Depuis la fin de la Guerre froide, la Chine cherche à devenir un contributeur clé pour les opérations de paix de l’ONU afin d’élargir son influence sur la scène internationale et régionale et apparaître comme une puissance responsable, engagée en faveur de la paix et de la stabilité. Mais en même temps, elle tient à défendre le principe de non-ingérence dans les affaires intérieures d’un Etat que les mandats des opérations de paix ne respectent pas forcément selon elle.
Cette position ambiguë l’empêche de s’engager encore totalement pour le maintien de la paix. Elle manque aussi encore de personnel formé mais y travaille. Sa participation est donc encore modeste, mais elle pourrait devenir un contributeur majeur dans les années à venir.
Les changements de politique de la Chine face aux opérations de paix
Au moment de son entrée dans l’organisation des Nations Unies en 1971, la Chine manifeste son opposition aux opérations de maintien de la paix de l’ONU en s’abstenant de participer aux votes portant sur leur création. Elle refuse de contribuer, que ce soit en troupes ou financièrement, aux activités de maintien de la paix. Pour Mao Zedong, les opérations de maintien de la paix constituent un alibi que les américains utilisent pour justifier leur intervention dans les affaires intérieures des petits Etats, une manifestation de l’hégémonie occidentale. La Chine, attachée au respect de la souveraineté nationale, doute de la légitimité de ces interventions qui constituent de l’ingérence dans les affaires intérieures des Etats et sont un résultat indésirable de l’opposition entre les deux superpuissances mondiales. Toutefois, la Chine, membre permanent du Conseil de sécurité, ne veut pas non plus faire obstruction au maintien de la paix et n’appose donc pas son veto mais se contente de ne pas participer aux votes.
Des changements interviennent progressivement dans la politique étrangère de la Chine dans les années 1980, correspondant à son ouverture politique et aux réformes économiques qu’elle entreprend. Elle perçoit les Nations Unies de manière plus positive et souhaite participer plus activement aux activités de l’organisation, y compris au maintien de la paix. Elle vote pour la première fois une résolution sur une opération de maintien de la paix en 1981 (Res. 486 du 4 juin 1981 prolongeant le mandat de l’UNFICYP à Chypre). En 1982, elle paie sa contribution financière pour le Groupe d’observation des Nations Unies au Liban et envoie une mission d’information au Moyen-Orient pour étudier les activités de maintien de la paix conduites sur place.

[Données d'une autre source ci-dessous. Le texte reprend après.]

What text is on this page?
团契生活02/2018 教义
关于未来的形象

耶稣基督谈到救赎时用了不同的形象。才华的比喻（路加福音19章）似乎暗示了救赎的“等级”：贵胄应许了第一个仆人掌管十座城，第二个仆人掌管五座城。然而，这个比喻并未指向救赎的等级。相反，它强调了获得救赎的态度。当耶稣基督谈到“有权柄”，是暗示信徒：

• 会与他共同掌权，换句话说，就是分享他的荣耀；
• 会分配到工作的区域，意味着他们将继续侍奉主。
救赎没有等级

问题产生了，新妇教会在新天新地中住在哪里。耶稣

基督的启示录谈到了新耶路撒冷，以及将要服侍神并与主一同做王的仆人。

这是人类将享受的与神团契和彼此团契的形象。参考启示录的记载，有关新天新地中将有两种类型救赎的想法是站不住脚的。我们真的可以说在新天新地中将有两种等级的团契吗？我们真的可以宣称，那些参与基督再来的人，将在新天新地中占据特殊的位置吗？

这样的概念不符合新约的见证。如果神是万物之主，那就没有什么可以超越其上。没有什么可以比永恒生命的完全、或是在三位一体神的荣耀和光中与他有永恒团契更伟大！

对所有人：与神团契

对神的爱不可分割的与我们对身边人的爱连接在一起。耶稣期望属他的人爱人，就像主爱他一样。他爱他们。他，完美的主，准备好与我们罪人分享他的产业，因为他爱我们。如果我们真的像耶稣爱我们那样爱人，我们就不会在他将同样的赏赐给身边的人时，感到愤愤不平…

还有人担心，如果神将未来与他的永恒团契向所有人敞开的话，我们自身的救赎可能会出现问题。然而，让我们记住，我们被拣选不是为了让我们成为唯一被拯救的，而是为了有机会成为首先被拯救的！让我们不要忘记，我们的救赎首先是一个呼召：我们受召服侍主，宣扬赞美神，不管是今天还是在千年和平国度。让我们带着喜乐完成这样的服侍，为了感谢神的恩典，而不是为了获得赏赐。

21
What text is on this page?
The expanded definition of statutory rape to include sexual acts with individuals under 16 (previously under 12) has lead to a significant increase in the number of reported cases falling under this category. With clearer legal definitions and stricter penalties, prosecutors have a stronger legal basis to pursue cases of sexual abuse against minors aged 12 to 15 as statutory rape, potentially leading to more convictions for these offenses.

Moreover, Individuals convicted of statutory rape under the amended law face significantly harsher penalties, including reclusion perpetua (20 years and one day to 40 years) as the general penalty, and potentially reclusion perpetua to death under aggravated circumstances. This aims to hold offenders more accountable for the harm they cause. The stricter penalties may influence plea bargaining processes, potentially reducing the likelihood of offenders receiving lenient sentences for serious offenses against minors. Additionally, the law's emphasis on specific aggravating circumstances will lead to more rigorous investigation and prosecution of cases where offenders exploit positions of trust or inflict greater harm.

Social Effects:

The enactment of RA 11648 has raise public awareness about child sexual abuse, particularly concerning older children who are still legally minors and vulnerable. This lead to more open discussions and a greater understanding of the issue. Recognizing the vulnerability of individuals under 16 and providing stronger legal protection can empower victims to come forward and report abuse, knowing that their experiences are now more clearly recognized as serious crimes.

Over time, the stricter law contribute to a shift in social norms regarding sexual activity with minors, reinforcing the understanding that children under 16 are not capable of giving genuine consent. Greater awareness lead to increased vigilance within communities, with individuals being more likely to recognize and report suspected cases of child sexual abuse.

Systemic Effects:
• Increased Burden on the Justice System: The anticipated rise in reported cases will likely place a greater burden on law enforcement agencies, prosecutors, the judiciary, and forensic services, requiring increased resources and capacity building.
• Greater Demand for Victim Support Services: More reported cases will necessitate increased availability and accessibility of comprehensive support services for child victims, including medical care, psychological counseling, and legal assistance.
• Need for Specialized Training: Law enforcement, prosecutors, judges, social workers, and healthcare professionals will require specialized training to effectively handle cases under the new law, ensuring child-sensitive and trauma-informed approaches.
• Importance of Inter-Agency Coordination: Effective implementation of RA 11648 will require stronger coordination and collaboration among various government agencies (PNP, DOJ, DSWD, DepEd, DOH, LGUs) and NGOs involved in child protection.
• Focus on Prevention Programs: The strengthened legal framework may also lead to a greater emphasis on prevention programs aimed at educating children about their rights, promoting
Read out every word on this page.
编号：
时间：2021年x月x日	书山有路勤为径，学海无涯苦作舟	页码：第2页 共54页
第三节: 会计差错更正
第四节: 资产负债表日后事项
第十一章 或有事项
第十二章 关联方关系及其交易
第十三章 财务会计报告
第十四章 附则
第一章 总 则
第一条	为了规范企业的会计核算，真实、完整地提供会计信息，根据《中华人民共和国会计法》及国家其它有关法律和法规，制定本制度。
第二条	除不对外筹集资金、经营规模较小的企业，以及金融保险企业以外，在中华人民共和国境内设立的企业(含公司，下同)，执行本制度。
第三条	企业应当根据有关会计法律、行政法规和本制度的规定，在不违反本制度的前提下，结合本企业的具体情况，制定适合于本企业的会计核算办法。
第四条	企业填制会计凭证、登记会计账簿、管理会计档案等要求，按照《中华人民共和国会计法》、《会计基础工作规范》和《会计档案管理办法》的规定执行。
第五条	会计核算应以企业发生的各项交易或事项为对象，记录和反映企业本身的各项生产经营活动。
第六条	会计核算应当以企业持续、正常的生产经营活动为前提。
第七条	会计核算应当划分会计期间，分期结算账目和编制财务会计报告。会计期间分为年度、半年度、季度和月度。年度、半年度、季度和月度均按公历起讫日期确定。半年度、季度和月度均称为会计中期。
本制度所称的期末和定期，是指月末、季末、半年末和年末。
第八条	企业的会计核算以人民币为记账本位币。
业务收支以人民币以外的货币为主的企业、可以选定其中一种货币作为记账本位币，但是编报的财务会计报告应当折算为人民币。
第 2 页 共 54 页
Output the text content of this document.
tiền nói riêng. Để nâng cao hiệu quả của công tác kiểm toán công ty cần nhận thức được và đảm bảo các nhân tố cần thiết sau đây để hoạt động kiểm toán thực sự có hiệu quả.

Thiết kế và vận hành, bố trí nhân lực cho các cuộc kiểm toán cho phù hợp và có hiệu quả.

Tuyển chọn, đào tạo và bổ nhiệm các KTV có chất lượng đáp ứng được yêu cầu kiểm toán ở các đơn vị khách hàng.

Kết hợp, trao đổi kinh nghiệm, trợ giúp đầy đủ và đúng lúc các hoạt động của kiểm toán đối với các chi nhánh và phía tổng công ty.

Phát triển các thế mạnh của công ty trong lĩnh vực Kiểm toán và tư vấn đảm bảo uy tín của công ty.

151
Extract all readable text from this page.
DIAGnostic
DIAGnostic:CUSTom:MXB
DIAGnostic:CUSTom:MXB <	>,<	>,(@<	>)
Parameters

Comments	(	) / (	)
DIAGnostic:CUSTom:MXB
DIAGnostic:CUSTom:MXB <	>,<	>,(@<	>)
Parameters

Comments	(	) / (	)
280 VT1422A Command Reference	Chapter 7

En 1988, année où l’ONU reçoit le prix Nobel de la paix pour ses opérations de maintien de la paix, la Chine demande à siéger au Comité spécial des opérations de maintien de la paix. C’est à la fin de la Guerre Froide qu’elle envoie son premier contingent d’observateurs non- militaires sur le terrain dans le cadre du Groupe d’assistance des Nations Unies pour la période de transition en Namibie, en 1989-1990. Elle envoie des observateurs militaires surveiller la trêve au Moyen-Orient en 1990, ce qui marque le début de sa participation officielle au maintien de la paix. Cette volonté de contribuer matériellement aux opérations de paix n’est pas anodine puisqu’elle intervient alors que l’image de la Chine sur la scène internationale est à son plus bas, suite à la répression de la place Tienanmen en 1989. Devenant le seul pays socialiste, elle a peur d’un isolement diplomatique et d’une intervention sur mandat onusien sur son territoire et cherche donc le soutien des Nations Unies pour contrecarrer les pressions américaines. Pour ces mêmes raisons, elle ne s’oppose pas à l’intervention afin de chasser les troupes irakiennes du Koweït en 1990-1991, ce qui lui vaut de voir les sanctions économiques être abandonnées par les États-Unis. La Chine ne veut surtout pas prendre la tête d’une opposition aux États-Unis. En 2003, elle ne soutient pas l’intervention américaine en Irak parce qu’elle n’est pas la seule à s’y oppose.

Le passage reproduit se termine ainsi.